The next day he sent their ship scudding in straight lines north, and south, and east and west, and in six other radial directions over the South Atlantic. He stopped every hundred miles while Vera reported with the binoculars. They mapped the area infused with bubbles as roughly three thousand miles long and two thousand miles wide, set squarely between Central America and Africa.

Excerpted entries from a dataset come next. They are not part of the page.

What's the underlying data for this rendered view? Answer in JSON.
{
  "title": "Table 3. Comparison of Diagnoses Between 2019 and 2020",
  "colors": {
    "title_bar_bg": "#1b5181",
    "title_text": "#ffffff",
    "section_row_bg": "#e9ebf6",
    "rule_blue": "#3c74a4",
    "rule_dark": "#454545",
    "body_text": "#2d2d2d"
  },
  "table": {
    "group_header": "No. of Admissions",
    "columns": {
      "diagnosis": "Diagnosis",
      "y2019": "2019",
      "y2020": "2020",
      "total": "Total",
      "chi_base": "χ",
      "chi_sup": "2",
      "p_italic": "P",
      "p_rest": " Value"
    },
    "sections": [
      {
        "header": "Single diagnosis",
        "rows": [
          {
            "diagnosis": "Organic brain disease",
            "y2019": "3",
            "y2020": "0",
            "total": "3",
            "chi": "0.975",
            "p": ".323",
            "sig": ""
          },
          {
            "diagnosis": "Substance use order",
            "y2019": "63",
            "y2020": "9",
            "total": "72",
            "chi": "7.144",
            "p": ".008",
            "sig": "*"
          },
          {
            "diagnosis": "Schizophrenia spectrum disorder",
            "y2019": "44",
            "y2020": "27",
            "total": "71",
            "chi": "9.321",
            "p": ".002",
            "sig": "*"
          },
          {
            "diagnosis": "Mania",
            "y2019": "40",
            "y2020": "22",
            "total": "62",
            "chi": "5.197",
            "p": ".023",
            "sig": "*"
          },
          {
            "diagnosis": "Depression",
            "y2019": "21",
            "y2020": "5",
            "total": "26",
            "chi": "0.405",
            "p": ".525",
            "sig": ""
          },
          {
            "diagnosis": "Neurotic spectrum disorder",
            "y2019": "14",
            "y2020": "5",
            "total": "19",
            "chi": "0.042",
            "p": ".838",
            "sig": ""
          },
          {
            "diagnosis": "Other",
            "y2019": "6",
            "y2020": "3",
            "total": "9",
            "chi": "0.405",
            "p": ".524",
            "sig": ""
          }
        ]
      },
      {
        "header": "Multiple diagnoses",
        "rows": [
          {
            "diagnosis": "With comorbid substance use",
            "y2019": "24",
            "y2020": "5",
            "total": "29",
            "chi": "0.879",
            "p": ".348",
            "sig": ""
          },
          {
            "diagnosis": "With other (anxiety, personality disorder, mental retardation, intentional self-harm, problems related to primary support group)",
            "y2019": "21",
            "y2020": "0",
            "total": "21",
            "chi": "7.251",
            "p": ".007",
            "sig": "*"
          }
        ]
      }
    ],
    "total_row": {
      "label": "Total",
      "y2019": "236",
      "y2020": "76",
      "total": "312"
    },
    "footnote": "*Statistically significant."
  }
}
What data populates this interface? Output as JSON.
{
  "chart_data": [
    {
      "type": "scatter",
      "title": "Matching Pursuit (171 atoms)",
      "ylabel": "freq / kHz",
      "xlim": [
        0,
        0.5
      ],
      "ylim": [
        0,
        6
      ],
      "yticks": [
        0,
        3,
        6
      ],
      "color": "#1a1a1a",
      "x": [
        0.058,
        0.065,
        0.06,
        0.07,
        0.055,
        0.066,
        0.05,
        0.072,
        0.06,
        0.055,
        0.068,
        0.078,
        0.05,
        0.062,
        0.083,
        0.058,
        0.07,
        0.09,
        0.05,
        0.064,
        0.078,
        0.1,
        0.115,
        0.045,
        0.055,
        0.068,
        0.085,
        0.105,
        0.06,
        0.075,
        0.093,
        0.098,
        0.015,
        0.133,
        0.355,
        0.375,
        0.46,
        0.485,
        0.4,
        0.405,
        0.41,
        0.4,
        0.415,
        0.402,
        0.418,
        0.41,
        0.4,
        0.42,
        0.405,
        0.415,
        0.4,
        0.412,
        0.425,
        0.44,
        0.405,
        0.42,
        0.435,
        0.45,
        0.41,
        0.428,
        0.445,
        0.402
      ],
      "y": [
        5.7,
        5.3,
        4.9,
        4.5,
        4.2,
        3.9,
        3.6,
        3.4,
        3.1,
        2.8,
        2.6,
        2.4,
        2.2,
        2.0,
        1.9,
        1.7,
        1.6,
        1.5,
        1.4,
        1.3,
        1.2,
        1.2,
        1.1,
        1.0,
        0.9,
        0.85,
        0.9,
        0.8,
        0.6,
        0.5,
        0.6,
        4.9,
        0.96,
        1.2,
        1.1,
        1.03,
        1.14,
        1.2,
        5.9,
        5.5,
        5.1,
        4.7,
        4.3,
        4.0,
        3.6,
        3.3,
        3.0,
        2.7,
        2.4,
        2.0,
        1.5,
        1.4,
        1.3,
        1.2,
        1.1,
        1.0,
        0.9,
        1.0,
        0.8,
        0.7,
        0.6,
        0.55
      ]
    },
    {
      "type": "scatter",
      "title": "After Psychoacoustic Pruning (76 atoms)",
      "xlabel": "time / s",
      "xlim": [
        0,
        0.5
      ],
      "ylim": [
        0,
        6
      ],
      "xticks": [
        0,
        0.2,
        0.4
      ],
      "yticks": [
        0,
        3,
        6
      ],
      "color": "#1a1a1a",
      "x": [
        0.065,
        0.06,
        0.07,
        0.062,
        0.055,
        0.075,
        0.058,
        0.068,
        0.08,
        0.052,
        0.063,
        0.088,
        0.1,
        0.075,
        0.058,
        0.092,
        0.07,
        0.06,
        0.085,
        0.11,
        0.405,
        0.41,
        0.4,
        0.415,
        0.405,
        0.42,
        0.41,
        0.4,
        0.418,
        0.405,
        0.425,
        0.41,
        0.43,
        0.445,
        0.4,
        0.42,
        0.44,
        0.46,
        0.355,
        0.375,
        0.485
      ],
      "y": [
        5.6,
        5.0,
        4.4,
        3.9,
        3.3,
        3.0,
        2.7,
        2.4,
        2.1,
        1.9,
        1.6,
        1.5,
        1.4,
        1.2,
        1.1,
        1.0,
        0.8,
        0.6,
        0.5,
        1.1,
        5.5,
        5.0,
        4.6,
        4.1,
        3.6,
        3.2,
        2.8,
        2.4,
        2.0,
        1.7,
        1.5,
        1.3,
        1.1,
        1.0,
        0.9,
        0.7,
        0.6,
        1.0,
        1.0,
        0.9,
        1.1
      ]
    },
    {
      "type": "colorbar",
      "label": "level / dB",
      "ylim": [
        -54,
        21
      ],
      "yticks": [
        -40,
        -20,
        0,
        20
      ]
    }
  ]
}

It included all the Sargasso Sea.
“What does it mean?” asked Vera when her patience at her husband’s moody silence had run out “Why should this vast area of ocean surface be filled with bubbles? Where do they come from?”
“They can only come from below, from—” York paused, snapped on his radio. “Anton York calling the central radio exchange,” he barked.
“Y-yes sir,” came a half-frightened voice a moment later, awed by the distinguished caller. “What is it, sir?”
“Connect me with your main oceanology station in the Atlantic, please.”
When the station at Cape Verde had answered and the director was called, York queried him.
“Yes,” came the reply, “we’ve noticed those bubbles all right. They’ve been coming up for the past ten years! Their origin is beyond our best guesses. We’ve sent diving bells down a mile, our limit, without any clue. The bubbles must come from below that.”
“One more question,” York said. “Have the coast lines of the Atlantic changed at all in those ten years?”
Suddenly a sharp note of worry sprang into the director’s voice.
“Yes! It’s a disturbing fact that the entire coast line of Western Europe is sinking at an unprecedented rate. Already, relatively, the water level has climbed a foot. Many coast lands will soon be threatened by inundation.
“The effect isn’t local, however. The coasts of America are lowering also. And in the Pacific, the same thing is happening. There, too, a vast area of bubbles exists. We scientists have taken up the problem seriously. We don’t know what this may lead to, if it keeps up, but we are making plans to dyke all sea coasts.”
“Thanks.” York snapped off the radio abruptly. He stared unseeingly out of a port.
“If this keeps up,” he murmured, “dykes won’t help a bit. Coasts sinking! Is it a natural event—or otherwise!”